Here a special entertainment was given in his honor, and Maury had his first experience with the society manners of the East which were somewhat more refined than those of the Tennessee frontier. When the negro servant passed him a saucer of ice-cream and a spoon, he very modestly placed only a spoonful in his plate and left the remainder to be passed to the others, thinking that it was some kind of strange sauce. From this place he proceeded to the home of his Uncle Edward Herndon, near Fredericksburg; and while visiting there, he met the young girl who was some years afterwards to become his wife. She was Ann Hull Herndon, the eldest daughter of Dabney Herndon, who was a banker and prominent citizen of Fredericksburg. It was a case of love at first sight with young Maury, who was completely captivated by the blue eyes, auburn hair, and musical voice of his fair cousin; while she in turn was very favorably impressed with this relative from the West with his ruddy complexion which she used to say after they were married reminded her of “David fresh from his sheep with his sling”.
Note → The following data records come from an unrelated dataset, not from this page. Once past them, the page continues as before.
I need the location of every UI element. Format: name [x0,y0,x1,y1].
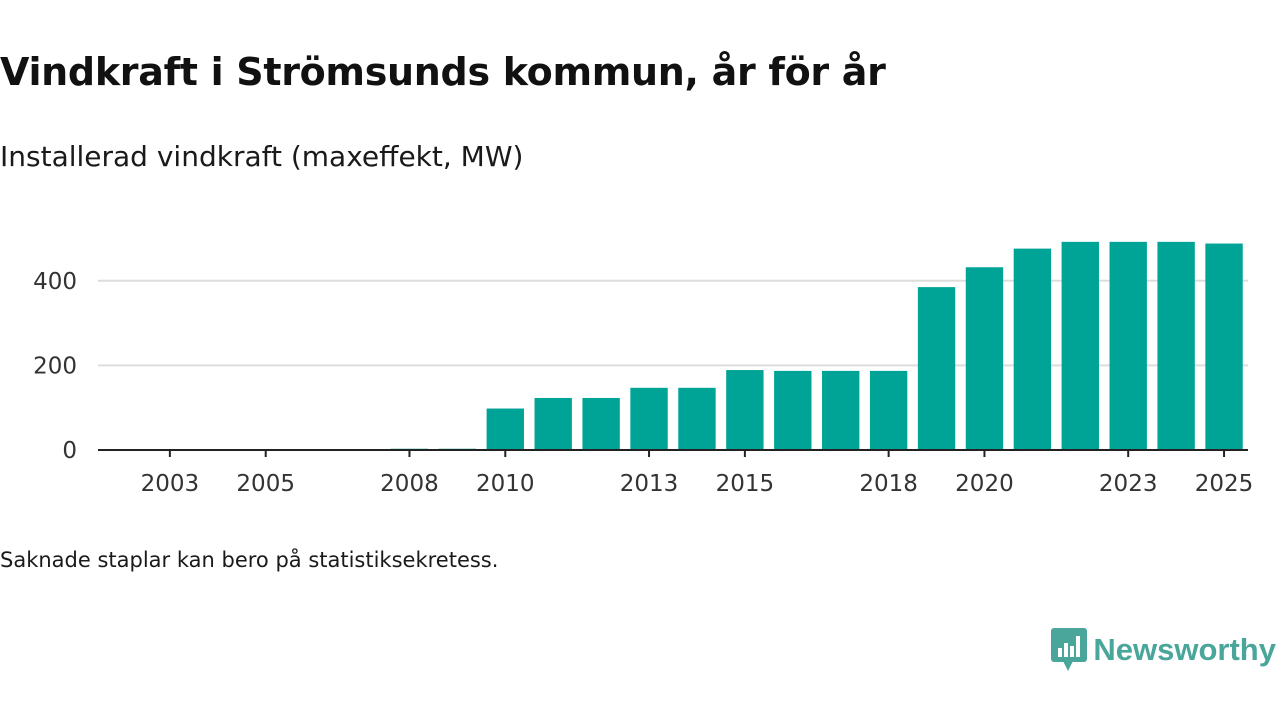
x-tick-label: 2015 [716,471,775,497]
axes: 0 200 400 2003 2005 2008 2010 2013 2015 2018 2020 2… [33,269,1253,497]
chart-subtitle: Installerad vindkraft (maxeffekt, MW) [0,140,524,173]
x-tick-label: 2008 [380,471,439,497]
bars [390,241,1243,450]
x-tick-label: 2013 [620,471,679,497]
bar-2025 [1205,243,1243,450]
y-tick-label: 0 [62,438,77,464]
bar-2012 [582,397,620,450]
x-tick-label: 2020 [955,471,1014,497]
bar-2023 [1109,241,1147,450]
footnote: Saknade staplar kan bero på statistiksek… [0,548,499,572]
y-tick-label: 200 [33,353,77,379]
chart-title: Vindkraft i Strömsunds kommun, år för år [0,50,886,94]
y-tick-label: 400 [33,269,77,295]
bar-2020 [965,267,1004,450]
x-tick-label: 2018 [859,471,918,497]
bar-2022 [1061,241,1099,450]
bar-2016 [774,370,812,450]
x-tick-label: 2003 [141,471,200,497]
x-tick-label: 2025 [1195,471,1254,497]
bar-chart-speech-bubble-icon [1051,628,1088,671]
bar-2024 [1157,241,1195,450]
newsworthy-logo: Newsworthy [1051,628,1276,672]
bar-2013 [630,387,668,450]
bar-2018 [869,370,908,450]
brand-name: Newsworthy [1093,632,1276,667]
bar-2017 [822,370,860,450]
bar-2011 [534,397,572,450]
gridlines [98,279,1248,367]
x-tick-label: 2005 [236,471,295,497]
bar-2014 [678,387,716,450]
bar-2019 [917,287,956,450]
x-tick-label: 2010 [476,471,535,497]
bar-2021 [1013,248,1052,450]
bar-2015 [726,370,764,450]
bar-2010 [486,408,524,450]
bar-chart: 0 200 400 2003 2005 2008 2010 2013 2015 2018 2020 2… [33,241,1253,497]
x-tick-label: 2023 [1099,471,1158,497]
From De Meissner’s “Old Naval Days,” through courtesy of Henry Holt and Company.

U. S. S. “Brandywine,” Commander Biddle, off Malta, November 6, 1831; and U. S. S. “Concord,” Captain Perry, in Background

When he arrived at his destination in Washington, the Secretary of the Navy allowed him fifteen cents a mile as mileage from Franklin, Tennessee, and this fairly put Maury’s head above water financially. After a short visit with relatives here, he went on to New York where he had been ordered to report on board the U. S. Frigate Brandywine.

Here he arrived August 13, 1825, and at once entered into active service in the profession which he had chosen. He has left no record as to what his thoughts and feelings were during those weeks when he, a lad from the West who had never seen a ship before, was adjusting himself to those new and strange surroundings. But that he had made up his mind to succeed in his chosen career, whether he liked it or not, is evident from this sentiment which occurs more than once in his letters: “... to the old rule with which I set out on horseback from Tennessee in 1825, a fresh midshipman, ‘Make everything bend to your profession’”.